注文して届いた料理。どう見てもスモールサイズには見えないパンケーキの上の無駄に多すぎる生クリーム。

「…そういえば、姉ちゃんはここのラージサイズ食べたって言ってました。1人で。そん時は「へー…」としか思わなかったけど実際目にするとすごいですね。」

「…え!うそ、マジで!?雛ちゃんすげー…てか、なんかラージサイズ想像したら、スモール食べる前に胃もたれしてきたんだけど」

「…なに意味わからないこと言ってるんですか。早く食べないと、ここに1人で置いてきますからね」

「うへー…なんだかんだ言って一番の鬼畜って翼だと思うよね、うん。」

そう言いながら、先輩は報告用の写メをパシャリと撮った。





なんだかんだ先輩といるのは楽しかった。

さりげなく姉ちゃんから好みの男を聞き出して「イケメン好きだから意外に先輩あるんじゃないか」と伝えたらすごく喜んでいたり。

「今日は高級料理店の日だー!」と言って1万円の食事をし、先輩がその値段の高さに半泣きになったり。

一緒に遊園地へ行ってお化け屋敷でやっぱり先輩は半泣きになってたり。

一緒に勉強会をしたけど、お互い頭悪くて全然進まなかったり。

罰ゲームとは思えないほど、充実した日々だった。


だけど約束の1ヵ月はあっという間で、残るはあと3日となってしまった。
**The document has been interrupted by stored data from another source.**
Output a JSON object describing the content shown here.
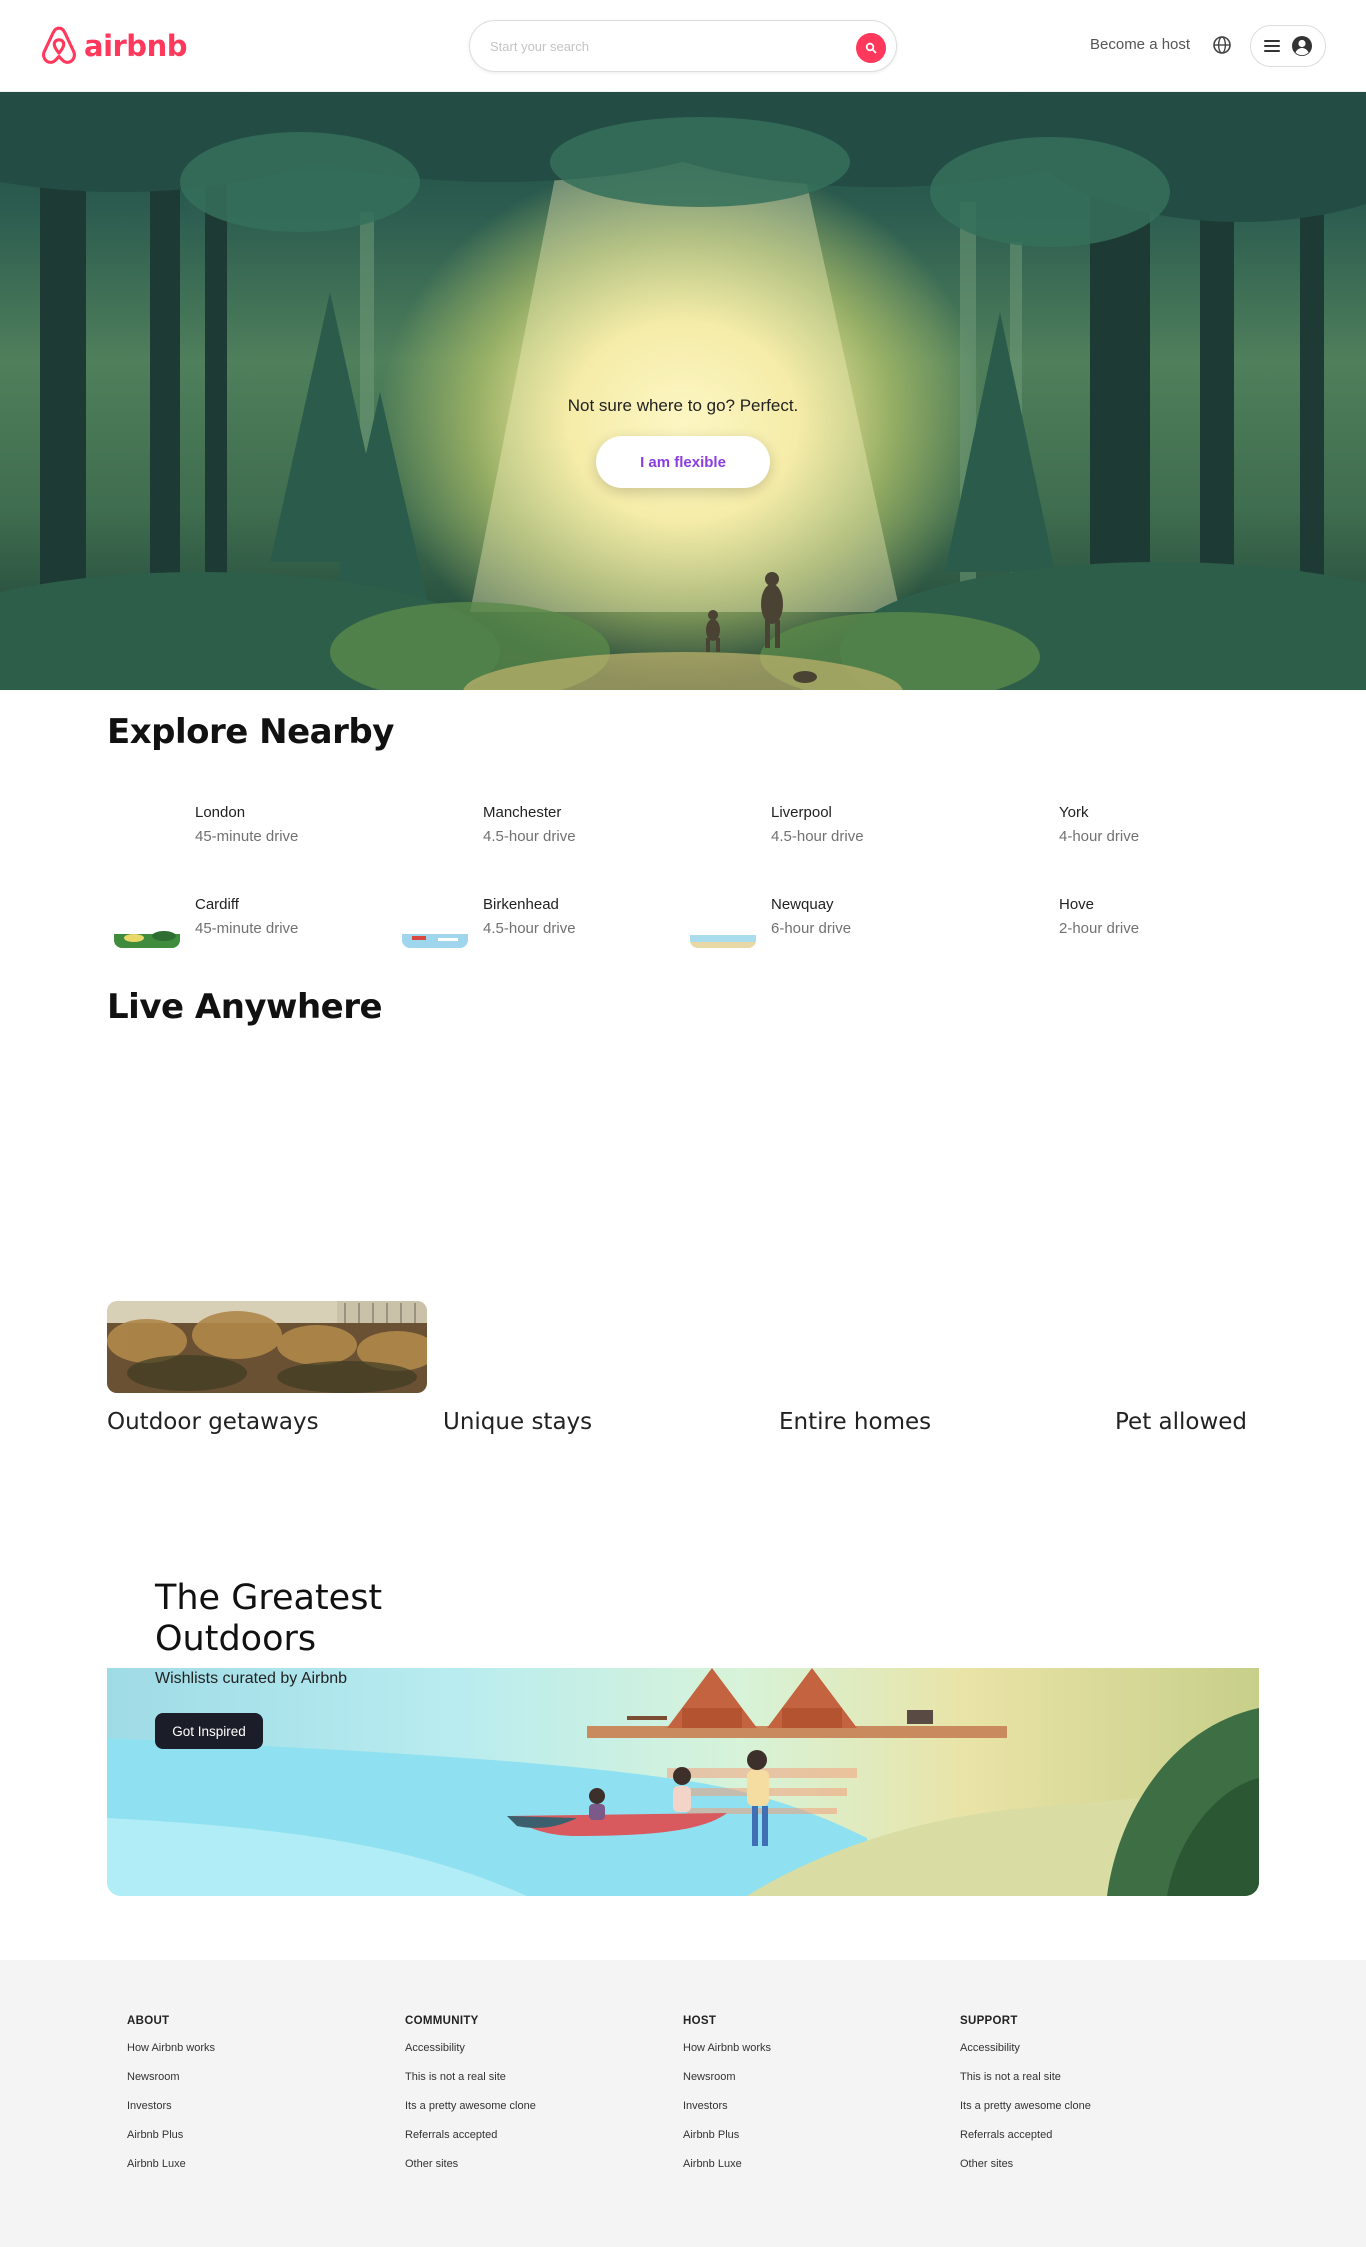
{
  "header": {
    "brand": "airbnb",
    "search_placeholder": "Start your search",
    "become_host": "Become a host",
    "brand_color": "#ff385c"
  },
  "hero": {
    "tagline": "Not sure where to go? Perfect.",
    "cta": "I am flexible"
  },
  "explore": {
    "title": "Explore Nearby",
    "items": [
      {
        "name": "London",
        "distance": "45-minute drive"
      },
      {
        "name": "Manchester",
        "distance": "4.5-hour drive"
      },
      {
        "name": "Liverpool",
        "distance": "4.5-hour drive"
      },
      {
        "name": "York",
        "distance": "4-hour drive"
      },
      {
        "name": "Cardiff",
        "distance": "45-minute drive"
      },
      {
        "name": "Birkenhead",
        "distance": "4.5-hour drive"
      },
      {
        "name": "Newquay",
        "distance": "6-hour drive"
      },
      {
        "name": "Hove",
        "distance": "2-hour drive"
      }
    ]
  },
  "live": {
    "title": "Live Anywhere",
    "cards": [
      {
        "label": "Outdoor getaways"
      },
      {
        "label": "Unique stays"
      },
      {
        "label": "Entire homes"
      },
      {
        "label": "Pet allowed"
      }
    ]
  },
  "outdoors": {
    "title_line1": "The Greatest",
    "title_line2": "Outdoors",
    "subtitle": "Wishlists curated by Airbnb",
    "button": "Got Inspired"
  },
  "footer": {
    "columns": [
      {
        "heading": "ABOUT",
        "links": [
          "How Airbnb works",
          "Newsroom",
          "Investors",
          "Airbnb Plus",
          "Airbnb Luxe"
        ]
      },
      {
        "heading": "COMMUNITY",
        "links": [
          "Accessibility",
          "This is not a real site",
          "Its a pretty awesome clone",
          "Referrals accepted",
          "Other sites"
        ]
      },
      {
        "heading": "HOST",
        "links": [
          "How Airbnb works",
          "Newsroom",
          "Investors",
          "Airbnb Plus",
          "Airbnb Luxe"
        ]
      },
      {
        "heading": "SUPPORT",
        "links": [
          "Accessibility",
          "This is not a real site",
          "Its a pretty awesome clone",
          "Referrals accepted",
          "Other sites"
        ]
      }
    ]
  },
  "icons": {
    "logo": "airbnb-logo-icon",
    "search": "search-icon",
    "globe": "globe-icon",
    "menu": "hamburger-icon",
    "avatar": "user-avatar-icon"
  }
}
しかも最後の日は土日になるから多分会わないだろうし、そう思うとあと1日だけ。

罰ゲームが終わったら…オレたちは一体どうなるんだろうか。

終わったらただの他人に戻るのだろうか。

それとも仲のいい先輩後輩になれるのだろうか。

…急にそんなことが不安になった。



「ただいまー」

「あ、おかえりー」

その言葉とともに、珍しく姉が玄関先まで駆け寄ってくる。その顔は、やっぱりどう見ても自分の顔とは似ても似つかない。

「今日あんた駅にいるの見かけたけど、あんた東条君と一緒だったよね?」

「え…あ、うん。いたの?」

「たまたま本屋行ったらさ、ちょうど道の反対側にいたから声掛けなかったけど。東条君と仲良かったなんて知らなかったー!」

「…仲良いっていうか…ただの先輩後輩だよ、多分」

「多分て何よ?それでも知り合いには変わりないじゃない!翼、もしかして東条君の連絡先とか知ってるの?」

「…なんで?」

「だって東条君カッコいいじゃん!いっつも笑顔だし、ずっとなんかいいなって思ってたんだよね~」

「ふうん。連絡先は……知らない」

「そうなの?ざーんねん」

姉ちゃんはその返事を疑いもせずにさっさと去っていってしまった。


(姉ちゃんも、東条先輩が気になってたのか…)

なんで連絡先を知ってると、正直に言えなかったのだろうか。

先輩が姉ちゃんを好きなことはずっと知っていたのに…




罰ゲームはもうすぐ終わる。

罰ゲームが終わったらどうなるのだろう。

ただの他人に戻るのか、それとも仲のいい先輩後輩になれるのか。

それとも…

先輩が姉ちゃんに告白して、オレは先輩の恋人の弟になったりするのだろうか。